Gumbo-limbo's rapid growth, ease and low cost of propagation, and ecological versatility makes it highly recommended as a "starter" tree in reforestation, even of degraded habitat, and it performs much better overall in such a role than do most exotic species.

The arils produced by the tree are an important source of food for birds, including many winter migrants from North America. Local residents such as the masked tityra, bright-rumped attila, black-faced grosbeak, (and on Hispaniola, the palmchat), are particularly fond of gumbo-limbo fruit, as are migrants such as the Baltimore oriole or the dusky-capped flycatcher. When ripe fruit are abundant, it is an especially important local food source for vireos, such as the red-eyed vireo. Many migrant species will use gumbo-limbo trees that are in human-modified habitat, even in settlements. This creates the opportunity to attract such species to residential areas for bird watching, and to reduce the competition for gumbo-limbo seeds in undisturbed habitats that rarer local resident birds might face. Given the eagerness with which some birds seek out the arils, it may be that they contain lipids or other compounds useful to humans. In order for these to be exploited commercially, however, they probably would have to be synthetically produced, because although the crop of a single tree may be very large (up to or even exceeding 15,000 fruits, translating into a raw lipid yield of more than 200 grams per harvest), individual seeds are small and cumbersome to harvest.

The resin is used as a treatment for gout.
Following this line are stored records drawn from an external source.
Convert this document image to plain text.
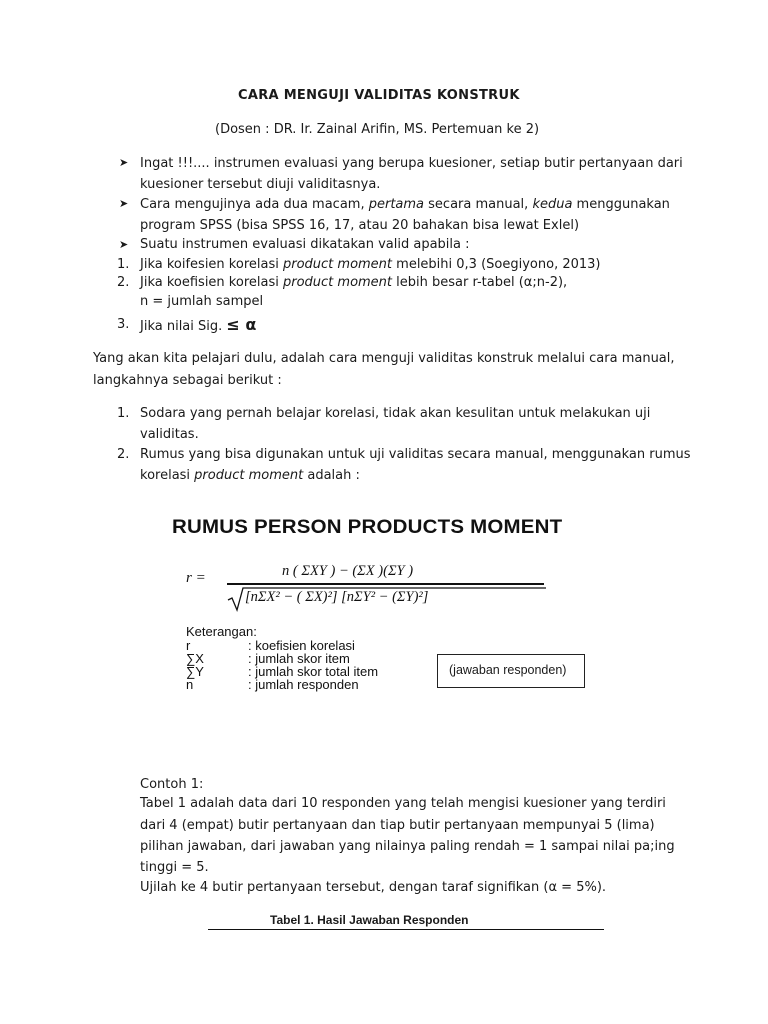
CARA MENGUJI VALIDITAS KONSTRUK
(Dosen : DR. Ir. Zainal Arifin, MS. Pertemuan ke 2)
➤ Ingat !!!.... instrumen evaluasi yang berupa kuesioner, setiap butir pertanyaan dari
kuesioner tersebut diuji validitasnya.
➤ Cara mengujinya ada dua macam, pertama secara manual, kedua menggunakan
program SPSS (bisa SPSS 16, 17, atau 20 bahakan bisa lewat Exlel)
➤ Suatu instrumen evaluasi dikatakan valid apabila :
1. Jika koifesien korelasi product moment melebihi 0,3 (Soegiyono, 2013)
2. Jika koefisien korelasi product moment lebih besar r-tabel (α;n-2),
n = jumlah sampel
3. Jika nilai Sig. ≤ α
Yang akan kita pelajari dulu, adalah cara menguji validitas konstruk melalui cara manual,
langkahnya sebagai berikut :
1. Sodara yang pernah belajar korelasi, tidak akan kesulitan untuk melakukan uji
validitas.
2. Rumus yang bisa digunakan untuk uji validitas secara manual, menggunakan rumus
korelasi product moment adalah :
RUMUS PERSON PRODUCTS MOMENT
r =	n ( ΣXY ) − (ΣX )(ΣY )
[nΣX² − ( ΣX)²] [nΣY² − (ΣY)²]
Keterangan:
r	: koefisien korelasi
∑X	: jumlah skor item
∑Y	: jumlah skor total item
n	: jumlah responden
(jawaban responden)
Contoh 1:
Tabel 1 adalah data dari 10 responden yang telah mengisi kuesioner yang terdiri
dari 4 (empat) butir pertanyaan dan tiap butir pertanyaan mempunyai 5 (lima)
pilihan jawaban, dari jawaban yang nilainya paling rendah = 1 sampai nilai pa;ing
tinggi = 5.
Ujilah ke 4 butir pertanyaan tersebut, dengan taraf signifikan (α = 5%).
Tabel 1. Hasil Jawaban Responden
The leaves are brewed into a medicinal tea. Hexane extracts from the leaves have been shown to possess anti-inflammatory properties in animal tests. Gumbo-limbo bark is an antidote to an extreme rash caused by Metopium brownei (also known as chechém tree) that may be compared to that of the related poison ivy that often grows in the same habitat.

== Folklore on origin ==
In Yucatec Maya oral tradition, the origins of the "chaka tree" (Bursera simaruba, the gumbo-limbo) and the "chechém tree" (Metopium brownei) are related in the legend of two brothers, Kinch and Tizic.

The brothers embody opposing natures, one gentle and one wrathful. Both fell in love with the same woman, Nicté-Ha. Their bitter rivalry in competition for the woman culminated in a fatal battle between them where they died in each other's arms. With their final breaths, they begged the deities to let them see Nicté-Ha one more time. In answer, the deities transformed the brothers into adjacent trees—the poisonous chechém representing the violent brother and the medicinal chaka representing the peaceful one—and because of the similarly-shaped flowers of the trees that were thought to be the same, Nicté-Ha became bound forever to both brothers in the legend.